A thread in Linux as a process is created via the system call clone. From its documentation :

 If CLONE_FILES is set, the calling process and the child
          process share the same file descriptor table.  Any file
          descriptor created by the calling process or by the child
          process is also valid in the other process.  Similarly, if one
          of the processes closes a file descriptor, or changes its
          associated flags (using the fcntl(2) F_SETFD operation), the
          other process is also affected.

          If CLONE_FILES is not set, the child process inherits a copy
          of all file descriptors opened in the calling process at the
          time of clone().  (The duplicated file descriptors in the
          child refer to the same open file descriptions (see open(2))
          as the corresponding file descriptors in the calling process.)
          Subsequent operations that open or close file descriptors, or
          change file descriptor flags, performed by either the calling
          process or the child process do not affect the other process.
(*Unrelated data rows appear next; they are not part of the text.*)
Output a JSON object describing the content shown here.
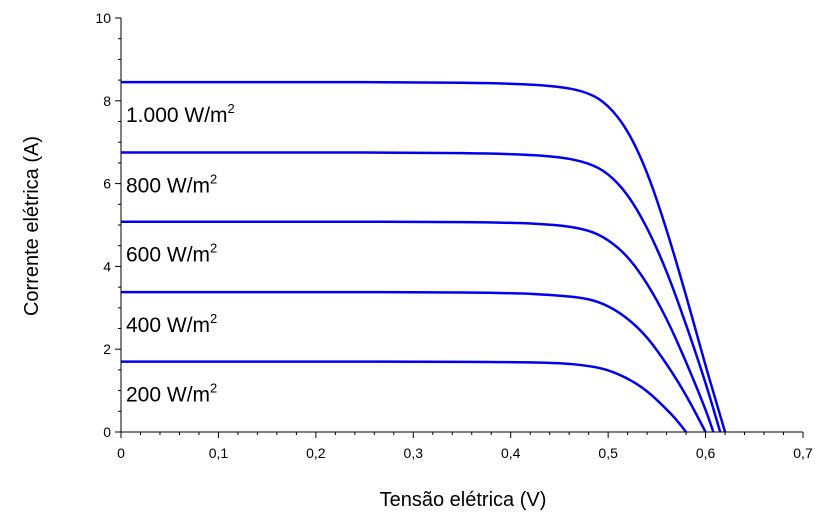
{
  "chart_data": {
    "type": "line",
    "xlabel": "Tensão elétrica (V)",
    "ylabel": "Corrente elétrica (A)",
    "xlim": [
      0,
      0.7
    ],
    "ylim": [
      0,
      10
    ],
    "grid": false,
    "x_ticks": [
      "0",
      "0,1",
      "0,2",
      "0,3",
      "0,4",
      "0,5",
      "0,6",
      "0,7"
    ],
    "y_ticks": [
      "0",
      "2",
      "4",
      "6",
      "8",
      "10"
    ],
    "series_color": "#0000ee",
    "series": [
      {
        "name": "1.000 W/m2",
        "label_text": "1.000 W/m",
        "label_sup": "2",
        "x": [
          0,
          0.1,
          0.2,
          0.3,
          0.4,
          0.45,
          0.48,
          0.5,
          0.52,
          0.54,
          0.56,
          0.58,
          0.6,
          0.61,
          0.62
        ],
        "y": [
          8.45,
          8.45,
          8.45,
          8.45,
          8.42,
          8.35,
          8.2,
          7.9,
          7.3,
          6.3,
          4.9,
          3.3,
          1.6,
          0.8,
          0
        ]
      },
      {
        "name": "800 W/m2",
        "label_text": "800 W/m",
        "label_sup": "2",
        "x": [
          0,
          0.1,
          0.2,
          0.3,
          0.4,
          0.45,
          0.48,
          0.5,
          0.52,
          0.54,
          0.56,
          0.58,
          0.6,
          0.615
        ],
        "y": [
          6.75,
          6.75,
          6.75,
          6.75,
          6.72,
          6.65,
          6.5,
          6.25,
          5.75,
          4.95,
          3.9,
          2.6,
          1.2,
          0
        ]
      },
      {
        "name": "600 W/m2",
        "label_text": "600 W/m",
        "label_sup": "2",
        "x": [
          0,
          0.1,
          0.2,
          0.3,
          0.4,
          0.45,
          0.48,
          0.5,
          0.52,
          0.54,
          0.56,
          0.58,
          0.6,
          0.608
        ],
        "y": [
          5.08,
          5.08,
          5.08,
          5.08,
          5.06,
          5.0,
          4.88,
          4.65,
          4.25,
          3.6,
          2.75,
          1.7,
          0.55,
          0
        ]
      },
      {
        "name": "400 W/m2",
        "label_text": "400 W/m",
        "label_sup": "2",
        "x": [
          0,
          0.1,
          0.2,
          0.3,
          0.4,
          0.45,
          0.48,
          0.5,
          0.52,
          0.54,
          0.56,
          0.58,
          0.6
        ],
        "y": [
          3.38,
          3.38,
          3.38,
          3.38,
          3.36,
          3.3,
          3.22,
          3.05,
          2.75,
          2.3,
          1.65,
          0.9,
          0
        ]
      },
      {
        "name": "200 W/m2",
        "label_text": "200 W/m",
        "label_sup": "2",
        "x": [
          0,
          0.1,
          0.2,
          0.3,
          0.4,
          0.45,
          0.48,
          0.5,
          0.52,
          0.54,
          0.56,
          0.57,
          0.58
        ],
        "y": [
          1.7,
          1.7,
          1.7,
          1.7,
          1.69,
          1.67,
          1.6,
          1.5,
          1.3,
          1.0,
          0.55,
          0.3,
          0
        ]
      }
    ]
  }
}
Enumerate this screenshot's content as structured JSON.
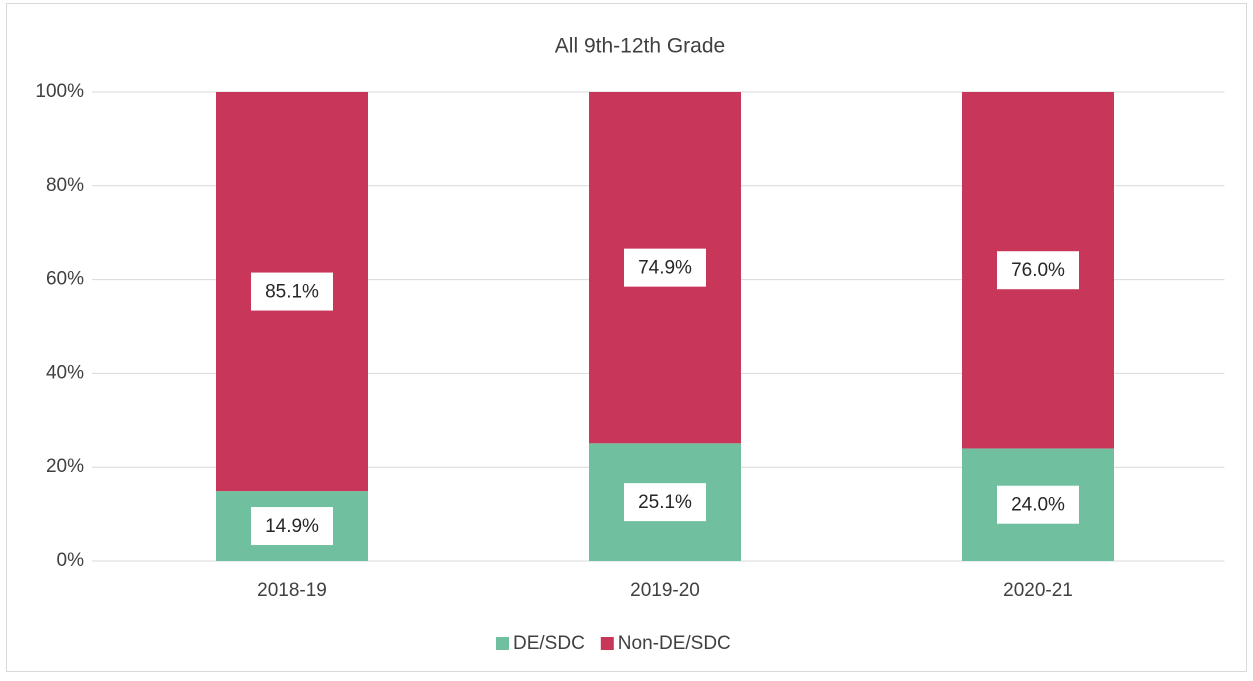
{
  "chart_data": {
    "type": "stacked_bar",
    "title": "All 9th-12th Grade",
    "categories": [
      "2018-19",
      "2019-20",
      "2020-21"
    ],
    "series": [
      {
        "name": "DE/SDC",
        "color": "#70bf9f",
        "values": [
          14.9,
          25.1,
          24.0
        ],
        "value_labels": [
          "14.9%",
          "25.1%",
          "24.0%"
        ]
      },
      {
        "name": "Non-DE/SDC",
        "color": "#c8375a",
        "values": [
          85.1,
          74.9,
          76.0
        ],
        "value_labels": [
          "85.1%",
          "74.9%",
          "76.0%"
        ]
      }
    ],
    "ylim": [
      0,
      100
    ],
    "yticks": [
      {
        "value": 0,
        "label": "0%"
      },
      {
        "value": 20,
        "label": "20%"
      },
      {
        "value": 40,
        "label": "40%"
      },
      {
        "value": 60,
        "label": "60%"
      },
      {
        "value": 80,
        "label": "80%"
      },
      {
        "value": 100,
        "label": "100%"
      }
    ],
    "grid": true,
    "legend": "bottom"
  }
}
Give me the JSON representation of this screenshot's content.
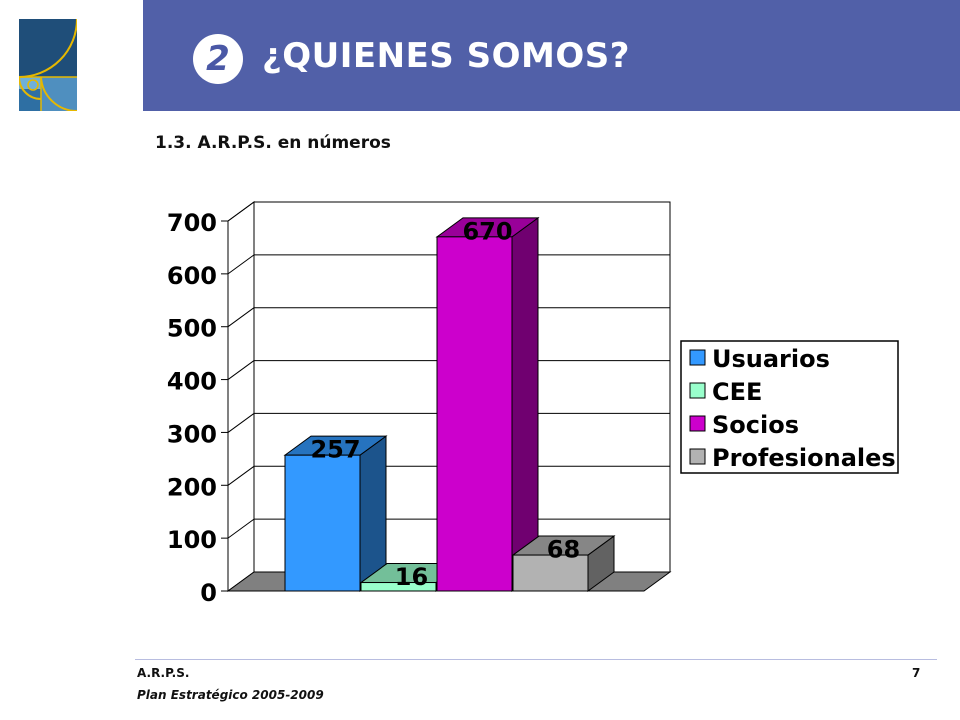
{
  "header": {
    "section_number": "2",
    "title": "¿QUIENES SOMOS?",
    "colors": {
      "band": "#5160a8",
      "text": "#ffffff"
    }
  },
  "subtitle": "1.3. A.R.P.S. en números",
  "footer": {
    "org": "A.R.P.S.",
    "plan": "Plan Estratégico 2005-2009",
    "page_number": "7"
  },
  "chart_data": {
    "type": "bar",
    "categories": [
      "Usuarios",
      "CEE",
      "Socios",
      "Profesionales"
    ],
    "values": [
      257,
      16,
      670,
      68
    ],
    "ylim": [
      0,
      700
    ],
    "yticks": [
      "0",
      "100",
      "200",
      "300",
      "400",
      "500",
      "600",
      "700"
    ],
    "data_labels": [
      "257",
      "16",
      "670",
      "68"
    ],
    "legend": {
      "position": "right",
      "entries": [
        "Usuarios",
        "CEE",
        "Socios",
        "Profesionales"
      ]
    },
    "colors": [
      "#3399ff",
      "#99ffcc",
      "#cc00cc",
      "#b2b2b2"
    ],
    "grid": true,
    "three_d": true
  }
}
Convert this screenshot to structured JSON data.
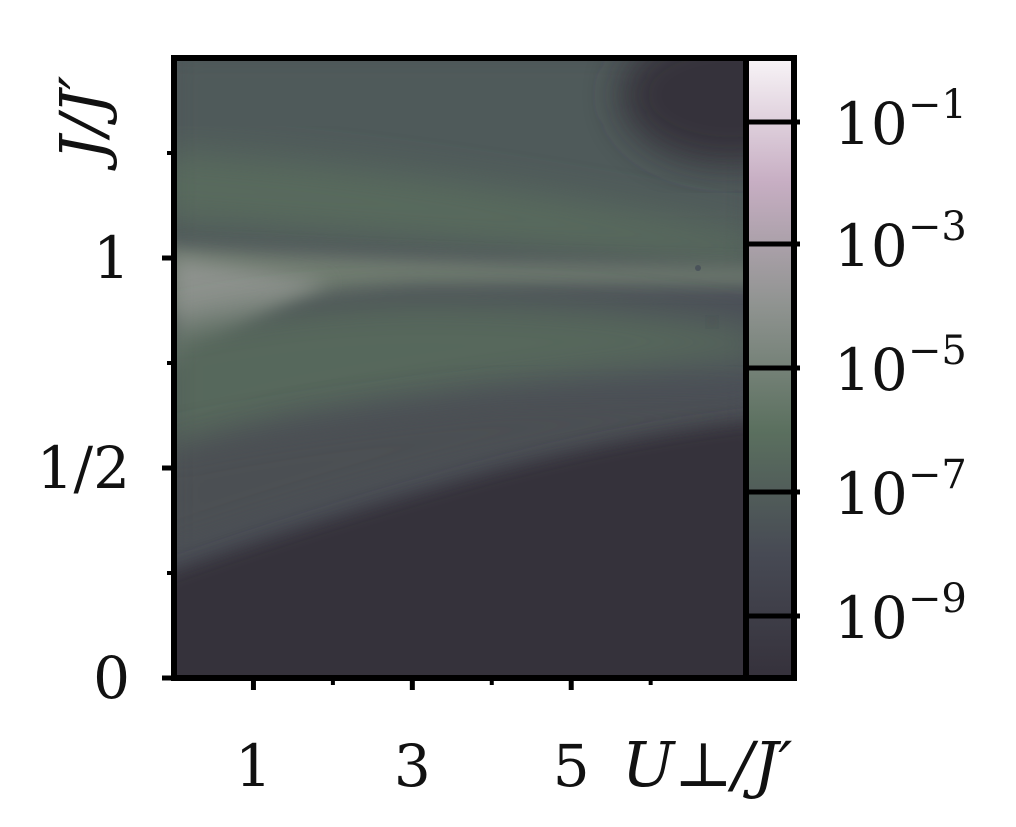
{
  "chart_data": {
    "type": "heatmap",
    "xlabel": "U⊥/J′",
    "ylabel": "J/J′",
    "xlim": [
      0,
      7.2
    ],
    "ylim": [
      0,
      1.0
    ],
    "x_ticks": [
      {
        "value": 1,
        "label": "1"
      },
      {
        "value": 3,
        "label": "3"
      },
      {
        "value": 5,
        "label": "5"
      }
    ],
    "x_minor_ticks": [
      2,
      4,
      6
    ],
    "y_ticks": [
      {
        "value": 0,
        "label": "0"
      },
      {
        "value": 0.5,
        "label": "1/2"
      },
      {
        "value": 1,
        "label": "1"
      }
    ],
    "y_minor_ticks": [
      0.25,
      0.75,
      1.25
    ],
    "color_scale": "log",
    "colorbar": {
      "range_log10": [
        -10,
        0
      ],
      "ticks": [
        {
          "exp": -1,
          "base": "10",
          "sup": "−1"
        },
        {
          "exp": -3,
          "base": "10",
          "sup": "−3"
        },
        {
          "exp": -5,
          "base": "10",
          "sup": "−5"
        },
        {
          "exp": -7,
          "base": "10",
          "sup": "−7"
        },
        {
          "exp": -9,
          "base": "10",
          "sup": "−9"
        }
      ],
      "colors_by_log10": [
        {
          "at": -10,
          "color": "#35313b"
        },
        {
          "at": -8,
          "color": "#474a54"
        },
        {
          "at": -6,
          "color": "#5b705f"
        },
        {
          "at": -4,
          "color": "#8f9390"
        },
        {
          "at": -2,
          "color": "#c7aec3"
        },
        {
          "at": 0,
          "color": "#f8f4f7"
        }
      ]
    },
    "field_description": "log10 value is lowest (≈ -10) for small J/J′ and at large U⊥/J′ with J/J′ < 0.5; a bright ridge (≈ -5 to -6) runs along J/J′ ≈ 1; intermediate values (≈ -7 to -8) fill the band between J/J′ ≈ 0.3 and 1.35"
  }
}
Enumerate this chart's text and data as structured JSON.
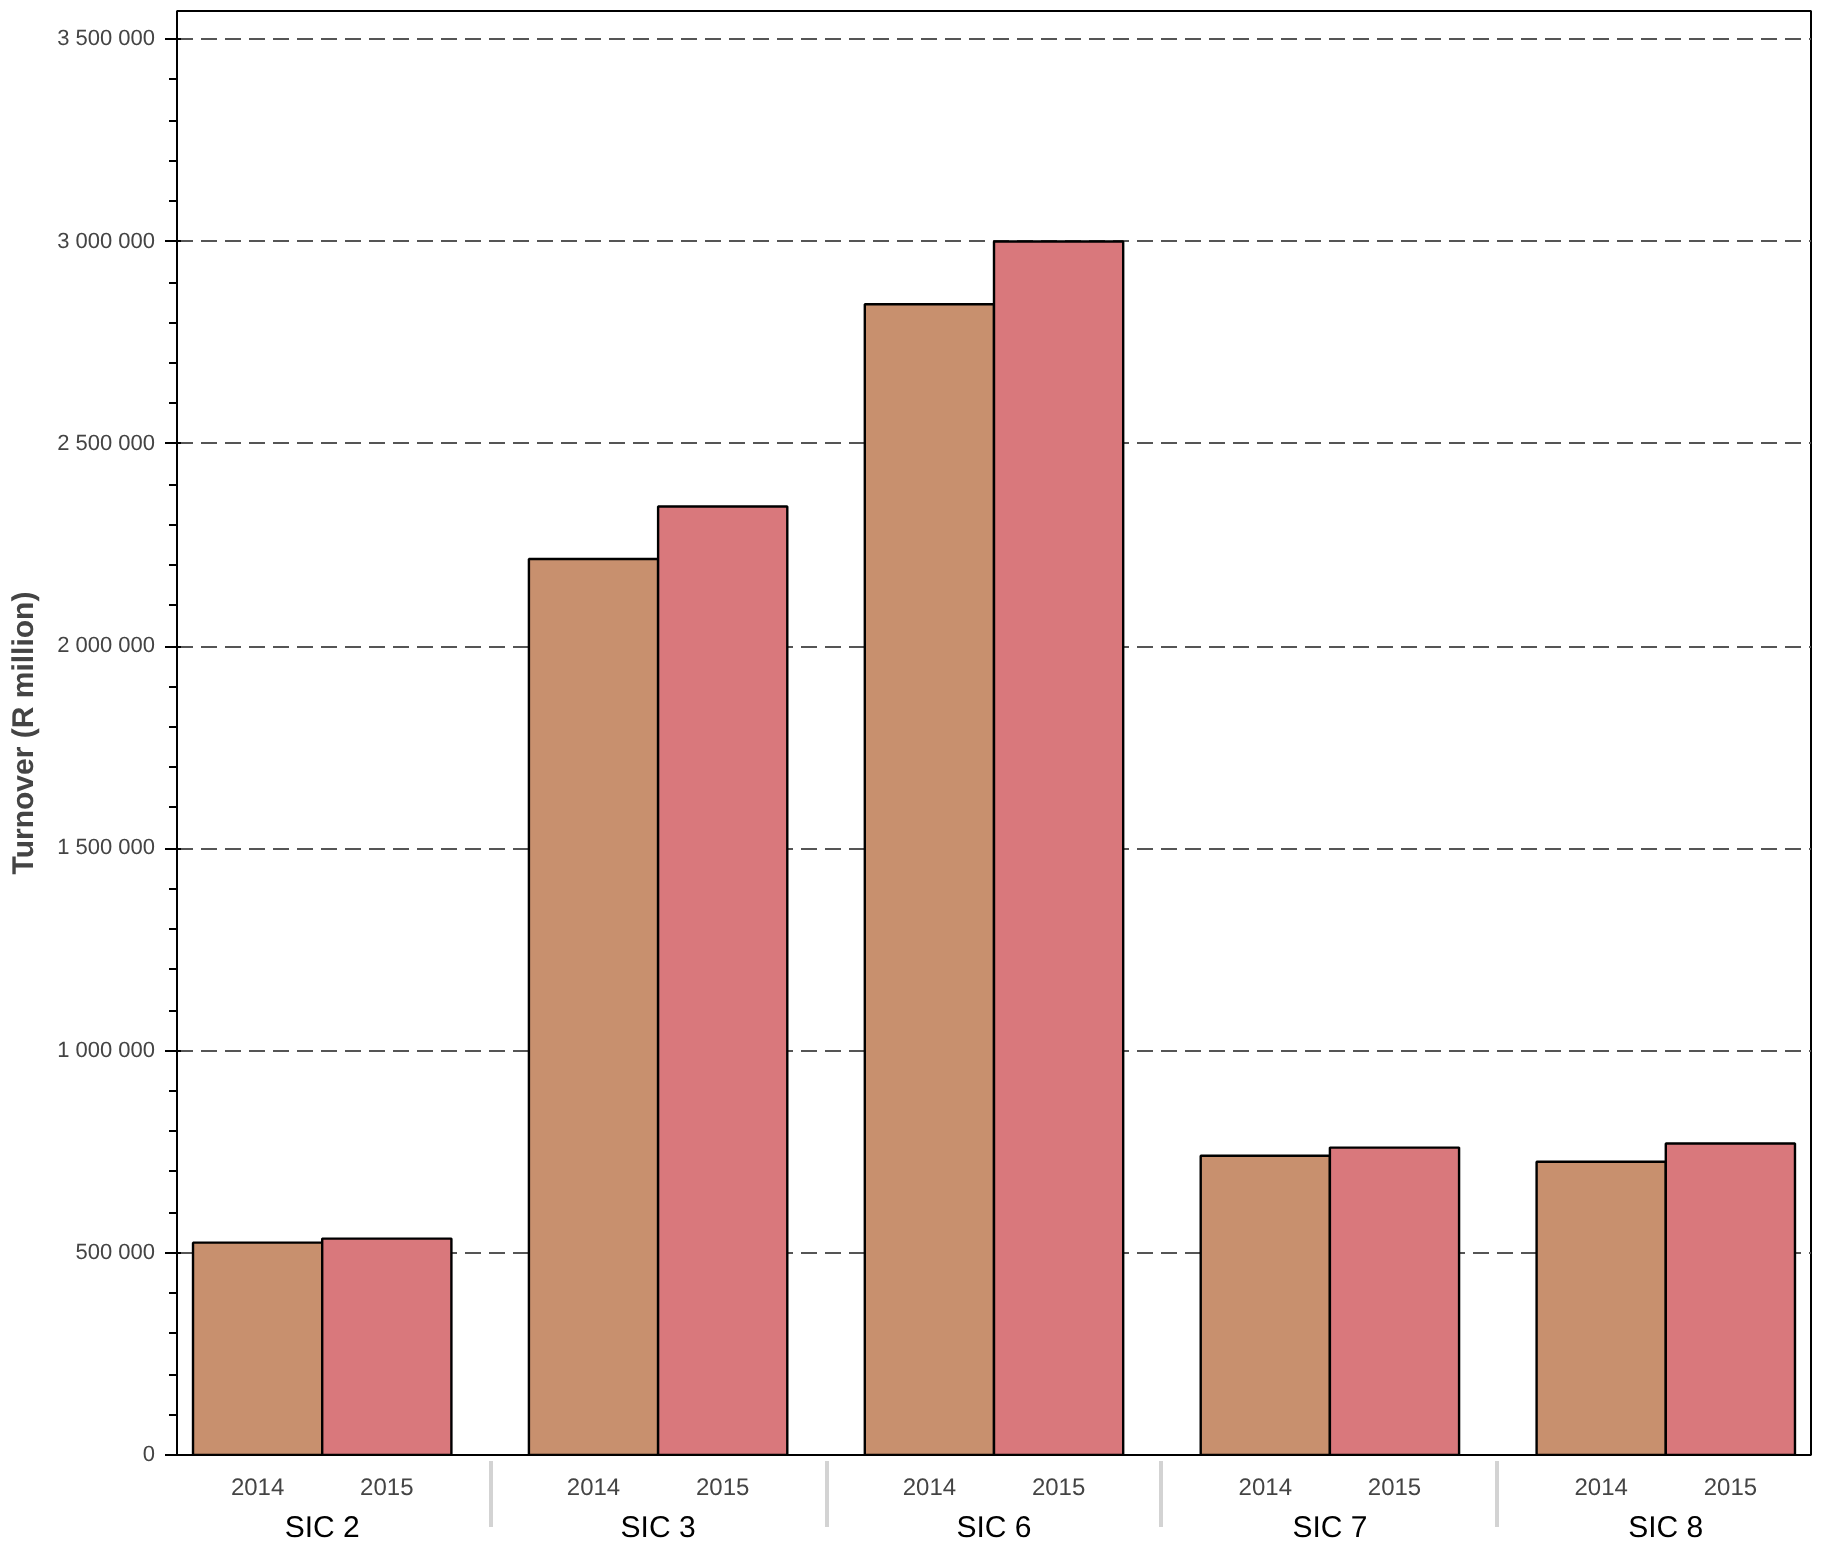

Assuming that you are using a library to create a thread like pthread. Threads created with pthread_create share the file descriptors with all other threads in the process (not just the parent). This cannot be changed. While process created with fork get a copy of the file descriptor. You must notice that sharing a file descriptor and having a copy are two different things. If you have a copy ( for example created with fork) then all copies must be closed before the file handler is definitely closed. If a file descriptor is shared among different threads, once one thread closes it, this file descriptor will be closed for all thread. Similarly, if one of the processes changes its associated flags (using the fcntl), the other process is also affected.